She hated disappointing him. “Why? What’s happened?”
“Ye missed our guest.”
“Guest? What guest?” She’d been too busy feeding her squirrels to notice anyone’s arrival.
He gave her a smug grin. “None other than a warrior o’ Rivenloch.”
Rivenloch. She thought she knew the name. But not as well as her father apparently did. She pretended to be impressed. “Rivenloch? Really? Here?”
“I know,” her father said, his eyes gleaming. “And he’s stayin’ at the monastery.”
“Ah.” Why a warrior would be staying at a monastery, she couldn’t guess.
“But ye’ll be glad to know I’ve invited him to supper.”
“Tonight?” She was absolutely not glad to know that. First, his timing was awful. She had to finalize her plans tonight. And second, why was it men always expected a woman could whip up a special supper for guests with a snap of her fingers?
“Nay, not tonight,” he said. “Sadly, he had to return to the monastery.”
Sadly for her father. Carenza was relieved. “Another time then.”
“As soon as possible.”
Carenza smiled, but she was doing calculations in her head. She needed to be sure nothing conflicted with her scheme. And a supper guest sounded like a conflict.
“He’s cousin to Sir Gellir, the tournament champion,” he told her.
“Ah.” That name sounded familiar. Her father may have mentioned it before. But he followed tournament contestants. She did not.
“And a nephew o’ the laird.”
Her smile grew brittle. Why was he going on and on about this Rivenloch man? A man who was the cousin of a champion and the nephew of a laird, yet somehow resided at a monastery?
“I think ye’d be quite impressed,” he said with a knowing lift of his brow.
Then she understood. He wanted her to meet him because he thought the man might make a suitable suitor.
Part of her wanted to scream. She had far too much on her mind to feign fascination with a possible future husband.
But part of her felt a tender admiration for her father. It must be difficult for him to consider marrying her off. In vulnerable moments, he’d often said she was all he had. The idea of giving her up to another man couldn’t be easy.

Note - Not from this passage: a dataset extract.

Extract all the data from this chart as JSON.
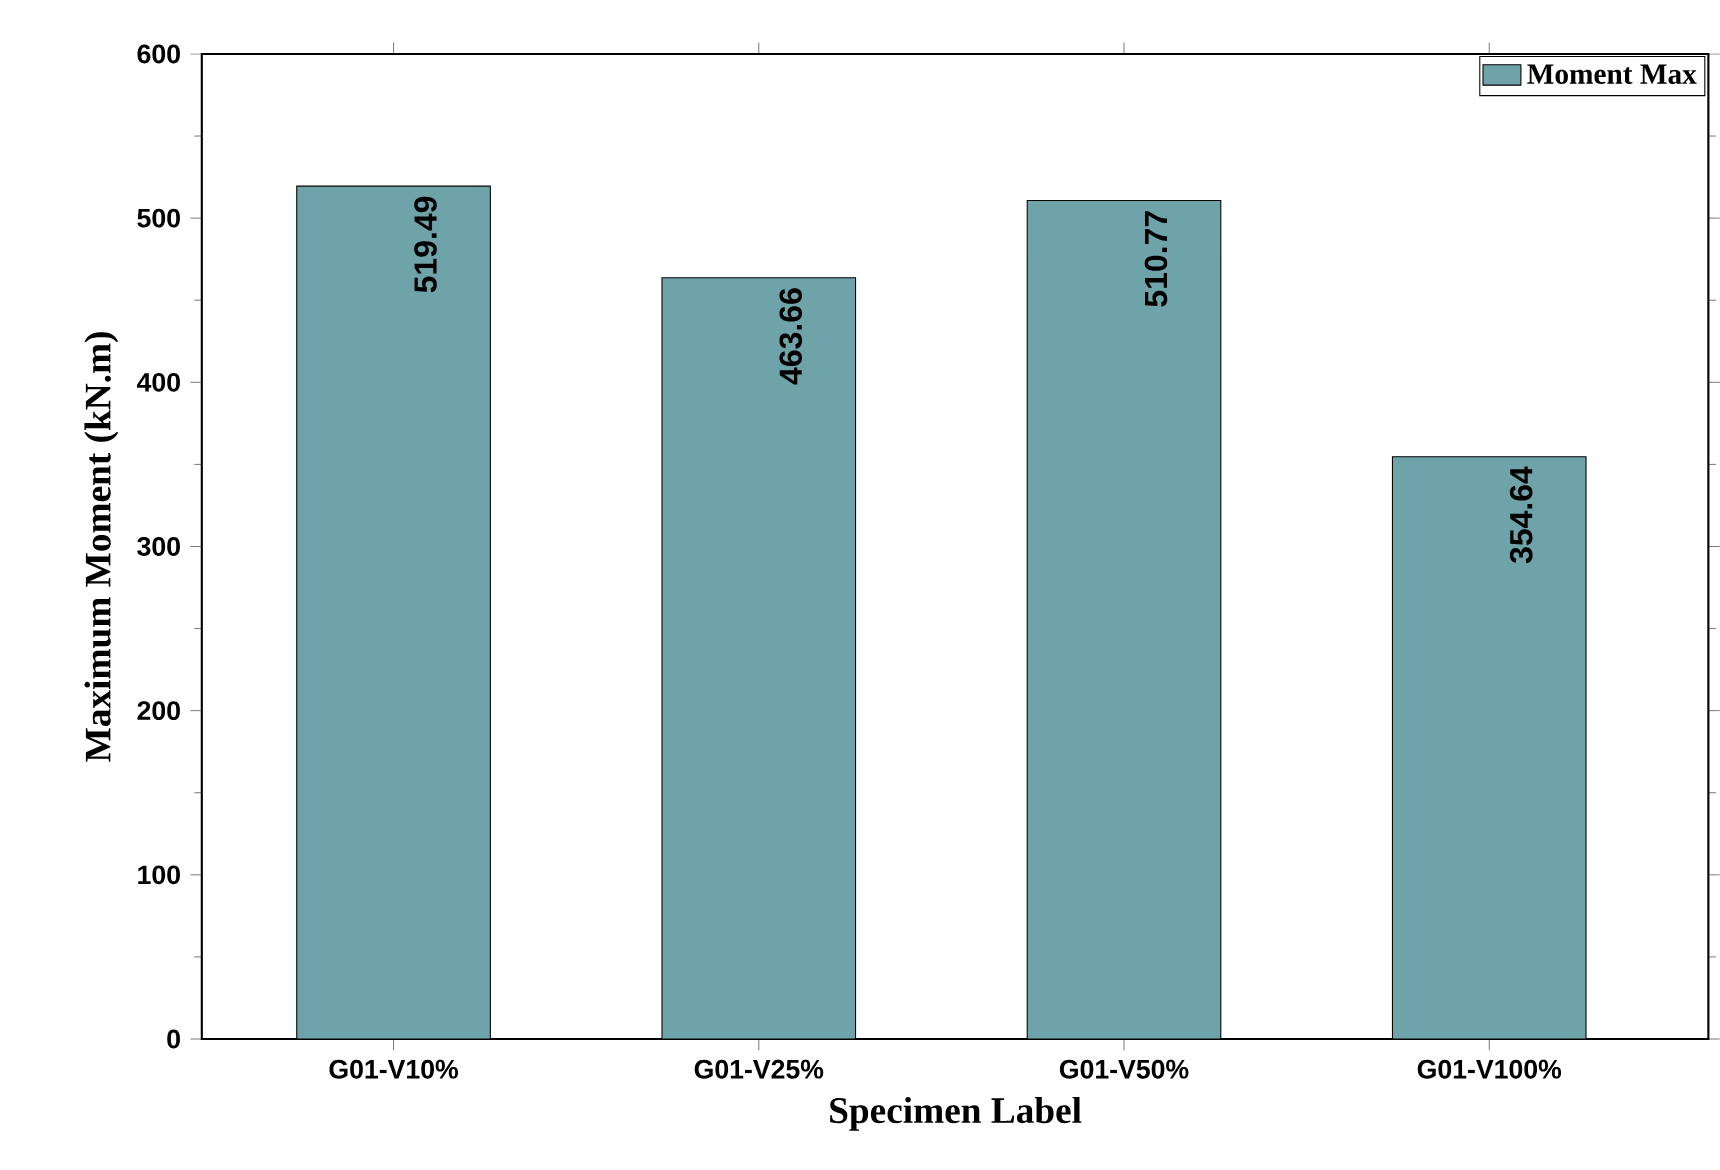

“Ye know,” he continued, “the Rivenlochs are one o’ the oldest border clans in service o’ the king. The oldest and the richest. Plenty o’ land. A formidable keep. And the warriors…well, if ye’d seen this one…” He shook his head in wonder.
A border warrior sounded like the sort of man Carenza despised. Violent. Overbearing. Heartless. That kind of man certainly would have no patience for a maid who rescued spiders and fed squirrels and saved coos.
Her father continued. “Ye could see the Norse in his blood. Tall he was. Golden-haired. And broad o’ shoulder. With a great battle axe that had runes carved into—”
“An axe?” she choked out.
It couldn’t be. Could it? Was this Rivenloch warrior the man she’d seen on the road?
“Aye, just like a Vikin’.”
“What was he doin’ here?”
“He and the prior had some questions for the physician.”
“What kind o’ questions?” She wondered if he’d asked Peris how best to preserve the head he was carrying about in a sack.